If you can, it's worth tracking down the cited article by Johnson and Mizoguchi that describes a selection algorithm used in the medcouple algorithm. Unfortunately it does not appear to be freely available on the web. However, the wikipedia article for the medcouple (https://en.wikipedia.org/wiki/Medcouple#Fast_algorithm) has an excellent exposition which includes a good description of Johnson + Mizoguchi, which is elided from the paper.
Jordi has provided the following description for the talk:
Identifying outliers is a delicate but common statistical problem. One of the most basic definitions of an outlier is given by familiar box and whisker plots, as defined by Tukey: an outlier is anything outside of the boxplot's whiskers. A problem with this simple definition is that it tends to give too many outliers for data that is very heavily skewed towards one side or the other.
A convenient, non-parametric way to handle skew data is the so-called adjusted boxplot, as defined by Hubert and Vandervieren [1], which adjusts the whisker lengths of the box plot according to the skewness of the distribution. This adjustment requires a nonparametric measurement of skewness that is robust to outliers. The statistic that Hubert and Vandervieren recommend is the medcouple, introduced by Brys, Hubert, and Struyf [2].

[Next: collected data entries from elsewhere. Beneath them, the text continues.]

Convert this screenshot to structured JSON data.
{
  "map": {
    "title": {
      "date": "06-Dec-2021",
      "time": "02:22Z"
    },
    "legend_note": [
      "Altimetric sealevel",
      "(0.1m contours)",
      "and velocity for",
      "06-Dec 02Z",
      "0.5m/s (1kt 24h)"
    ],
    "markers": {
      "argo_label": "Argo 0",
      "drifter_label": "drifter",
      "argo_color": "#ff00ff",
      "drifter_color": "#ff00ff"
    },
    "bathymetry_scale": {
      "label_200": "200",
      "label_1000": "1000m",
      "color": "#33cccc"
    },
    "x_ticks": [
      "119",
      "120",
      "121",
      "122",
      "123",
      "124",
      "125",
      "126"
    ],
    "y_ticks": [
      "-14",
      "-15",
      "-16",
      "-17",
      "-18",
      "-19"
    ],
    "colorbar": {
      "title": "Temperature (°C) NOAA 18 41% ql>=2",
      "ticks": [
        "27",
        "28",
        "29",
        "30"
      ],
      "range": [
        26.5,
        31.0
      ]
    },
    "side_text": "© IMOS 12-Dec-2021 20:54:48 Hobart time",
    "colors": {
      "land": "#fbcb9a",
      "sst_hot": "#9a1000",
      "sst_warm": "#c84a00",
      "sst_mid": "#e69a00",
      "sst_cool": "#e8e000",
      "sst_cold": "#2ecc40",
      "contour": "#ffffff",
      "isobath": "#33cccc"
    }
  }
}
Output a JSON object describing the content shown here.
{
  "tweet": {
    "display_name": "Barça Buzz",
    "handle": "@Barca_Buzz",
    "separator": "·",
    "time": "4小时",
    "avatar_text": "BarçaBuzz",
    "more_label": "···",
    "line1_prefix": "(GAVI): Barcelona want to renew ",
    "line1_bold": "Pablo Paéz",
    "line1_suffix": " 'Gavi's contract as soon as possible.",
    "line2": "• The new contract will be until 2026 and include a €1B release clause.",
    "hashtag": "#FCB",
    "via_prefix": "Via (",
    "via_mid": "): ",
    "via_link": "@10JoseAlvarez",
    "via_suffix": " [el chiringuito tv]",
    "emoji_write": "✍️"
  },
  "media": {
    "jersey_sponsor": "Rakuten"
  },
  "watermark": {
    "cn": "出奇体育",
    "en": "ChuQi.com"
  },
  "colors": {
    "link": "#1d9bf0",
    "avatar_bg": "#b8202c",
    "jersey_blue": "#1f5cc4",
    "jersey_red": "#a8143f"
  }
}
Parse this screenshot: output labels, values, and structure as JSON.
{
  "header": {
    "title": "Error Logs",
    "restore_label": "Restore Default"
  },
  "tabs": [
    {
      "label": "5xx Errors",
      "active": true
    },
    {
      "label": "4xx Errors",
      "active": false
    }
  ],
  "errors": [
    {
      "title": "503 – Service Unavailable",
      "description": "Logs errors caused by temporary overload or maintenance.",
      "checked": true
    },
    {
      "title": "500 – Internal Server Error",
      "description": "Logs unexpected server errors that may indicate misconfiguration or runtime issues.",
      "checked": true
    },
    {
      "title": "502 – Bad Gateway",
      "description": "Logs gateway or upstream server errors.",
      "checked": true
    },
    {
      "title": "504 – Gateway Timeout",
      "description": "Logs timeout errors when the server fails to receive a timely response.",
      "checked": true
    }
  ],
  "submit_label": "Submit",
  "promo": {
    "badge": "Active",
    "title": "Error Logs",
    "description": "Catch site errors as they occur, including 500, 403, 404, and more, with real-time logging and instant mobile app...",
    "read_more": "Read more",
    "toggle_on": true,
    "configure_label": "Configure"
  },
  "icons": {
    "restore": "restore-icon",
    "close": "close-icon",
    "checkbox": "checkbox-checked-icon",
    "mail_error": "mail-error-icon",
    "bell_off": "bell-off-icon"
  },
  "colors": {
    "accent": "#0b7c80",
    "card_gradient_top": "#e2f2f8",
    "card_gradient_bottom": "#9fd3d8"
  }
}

While the medcouple has many interesting statistical properties, it comes with a price: a naïve medcouple algorithm for a sample of size n is in the O(n^2) complexity class. Using Johnson and Mizoguchi's method for finding the median of a matrix with sorted rows and sorted columns [3], we can improve upon the naïve algorithm with a fast O(n log n) medcouple algorithm.
This talk will briefly touch upon these three papers and how they work together as a method for defining outliers for skew distributions. The presentation should appeal to those with a knowledge of basic statistics. The discussion of finding the median of a sorted matrix is interesting in its own right to anyone who cares about classical problems in computer science.